Streamlining the program is the future. Multiple business sessions may fade from view. A young pastor attending his first convention commented to me that the sessions seemed “clunky.” I think he meant that while much of the SBC has progressed to the 21st century, the business apparatus of the SBC is somewhere in the Byzantine Era. Because of our polity we must allow time for messenger involvement. Yet, much of what takes place in the form of business could be done in one session. The Southern Baptists of Texas Convention has moved in that direction over the last couple of years. Those who want to participate can. Those who prefer the more inspirational or informational times might stay for business with the new format. Many of churches have gone to fewer business meetings. I wish that had been my life experience. The first 15 years of my pastoral ministry I faced the dreaded monthly business meeting. Today’s pastors and people care less about the details. Just give them the big picture and debate only the weighty matters.

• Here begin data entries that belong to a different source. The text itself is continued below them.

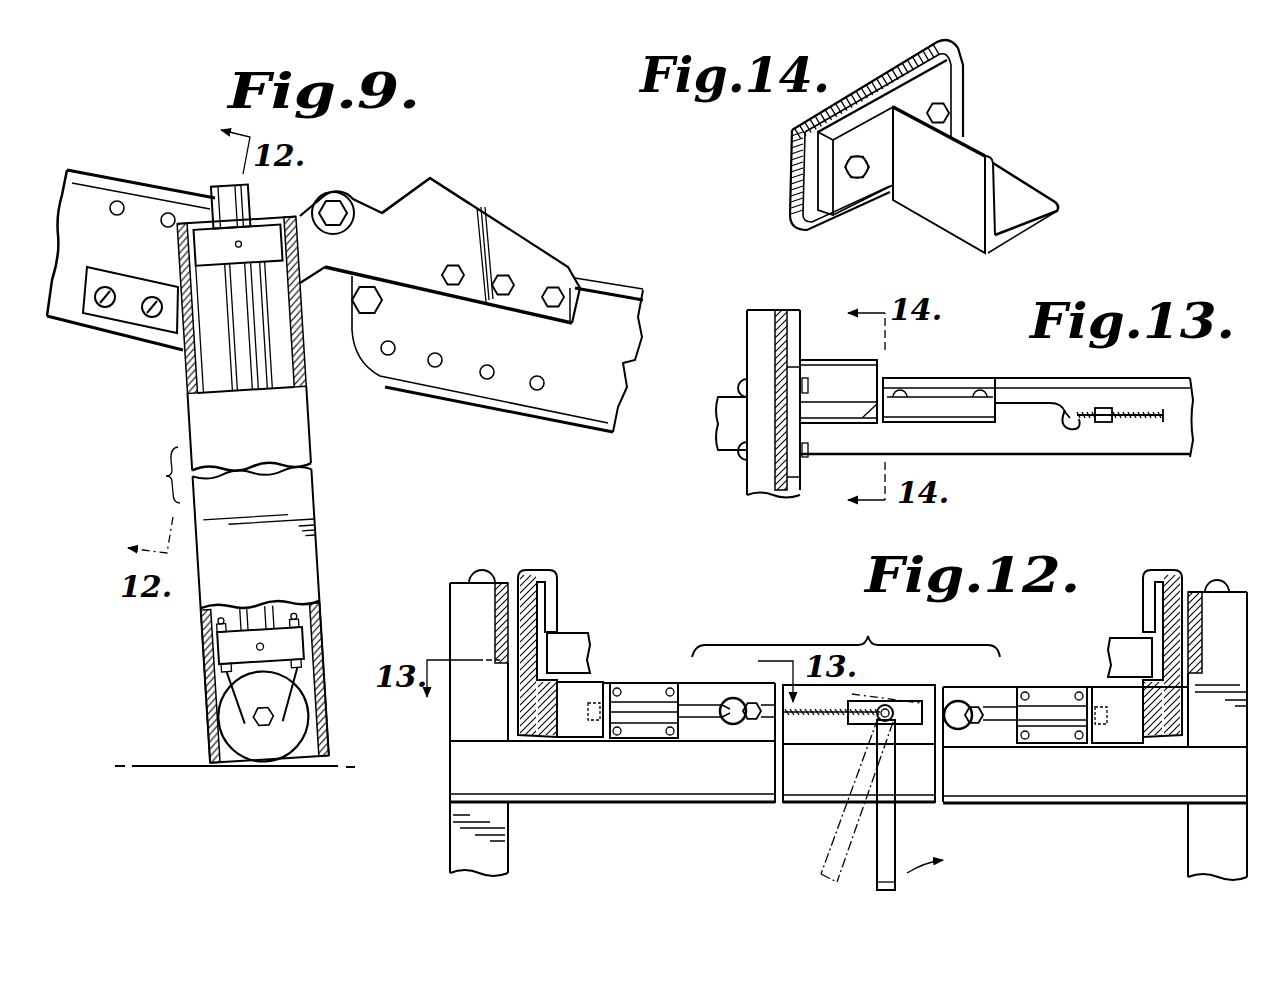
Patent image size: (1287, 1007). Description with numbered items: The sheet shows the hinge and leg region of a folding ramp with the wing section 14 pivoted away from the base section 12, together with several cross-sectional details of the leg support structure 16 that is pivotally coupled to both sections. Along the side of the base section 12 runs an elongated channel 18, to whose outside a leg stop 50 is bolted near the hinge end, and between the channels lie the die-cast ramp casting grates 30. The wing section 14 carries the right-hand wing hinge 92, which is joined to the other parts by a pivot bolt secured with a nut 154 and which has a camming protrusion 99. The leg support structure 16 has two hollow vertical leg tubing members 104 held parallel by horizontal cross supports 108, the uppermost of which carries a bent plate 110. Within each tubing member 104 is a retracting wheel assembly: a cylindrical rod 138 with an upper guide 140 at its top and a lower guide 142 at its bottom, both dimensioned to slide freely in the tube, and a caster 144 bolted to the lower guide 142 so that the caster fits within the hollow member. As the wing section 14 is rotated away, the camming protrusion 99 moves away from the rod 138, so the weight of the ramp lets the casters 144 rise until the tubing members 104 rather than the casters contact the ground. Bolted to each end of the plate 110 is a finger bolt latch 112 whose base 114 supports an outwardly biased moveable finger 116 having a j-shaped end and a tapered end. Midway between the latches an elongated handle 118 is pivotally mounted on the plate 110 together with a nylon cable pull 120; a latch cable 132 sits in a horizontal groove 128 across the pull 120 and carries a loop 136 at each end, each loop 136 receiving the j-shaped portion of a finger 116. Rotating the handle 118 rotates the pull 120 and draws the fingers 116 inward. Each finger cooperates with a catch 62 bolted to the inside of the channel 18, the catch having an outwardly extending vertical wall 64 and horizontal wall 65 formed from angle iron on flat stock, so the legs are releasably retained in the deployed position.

In FIG. 9, the base section 12 is at (137, 180).
In FIG. 12, the base section 12 is at (556, 572).
In FIG. 9, the wing section 14 is at (522, 419).
In FIG. 9, the leg support structure 16 is at (313, 452).
In FIG. 14, the elongated channel 18 is at (963, 65).
In FIG. 12, the ramp casting grate 30 is at (573, 636).
In FIG. 9, the leg stop 50 is at (129, 322).
In FIG. 14, the catch 62 is at (1031, 185).
In FIG. 13, the catch 62 is at (840, 360).
In FIG. 12, the catch 62 is at (597, 683).
In FIG. 14, the vertical wall 64 is at (993, 186).
In FIG. 14, the horizontal wall 65 is at (1015, 235).
In FIG. 9, the right-hand wing hinge 92 is at (530, 240).
In FIG. 9, the camming protrusion 99 is at (446, 180).
In FIG. 12, the leg tubing member 104 is at (463, 719).
In FIG. 12, the horizontal cross support 108 is at (1112, 797).
In FIG. 13, the plate 110 is at (963, 380).
In FIG. 13, the finger bolt latch 112 is at (912, 388).
In FIG. 13, the base 114 is at (942, 390).
In FIG. 12, the base 114 is at (650, 739).
In FIG. 12, the moveable finger 116 is at (703, 719).
In FIG. 12, the handle 118 is at (896, 838).
In FIG. 12, the cable pull 120 is at (912, 700).
In FIG. 12, the horizontal groove 128 is at (905, 724).
In FIG. 13, the latch cable 132 is at (1162, 422).
In FIG. 12, the latch cable 132 is at (837, 716).
In FIG. 13, the loop 136 is at (1088, 422).
In FIG. 12, the loop 136 is at (737, 698).
In FIG. 9, the cylindrical rod 138 is at (241, 382).
In FIG. 12, the cylindrical rod 138 is at (482, 569).
In FIG. 9, the upper guide 140 is at (196, 244).
In FIG. 9, the lower guide 142 is at (300, 641).
In FIG. 9, the caster 144 is at (227, 720).
In FIG. 9, the nut 154 is at (336, 206).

I left New Orleans more optimistic about the Southern Baptist Convention. I also left several pounds heavier due to Drago’s oysters and Café Du Monde’s beignets. The SBC must change as our entire existence is changing. Some change is not good but much is. I believe we can change for the better. The young pastor attending the convention for the first time told me he felt like he had a family. The sense of belonging is important. Sure, there are a few crazy uncles in the family. Families squabble from time to time. But there is nothing sweeter than the love you find with family.
Put it on your calendar to attend the Southern Baptist Convention in Houston, June 11-12, 2013. You can help shape the future.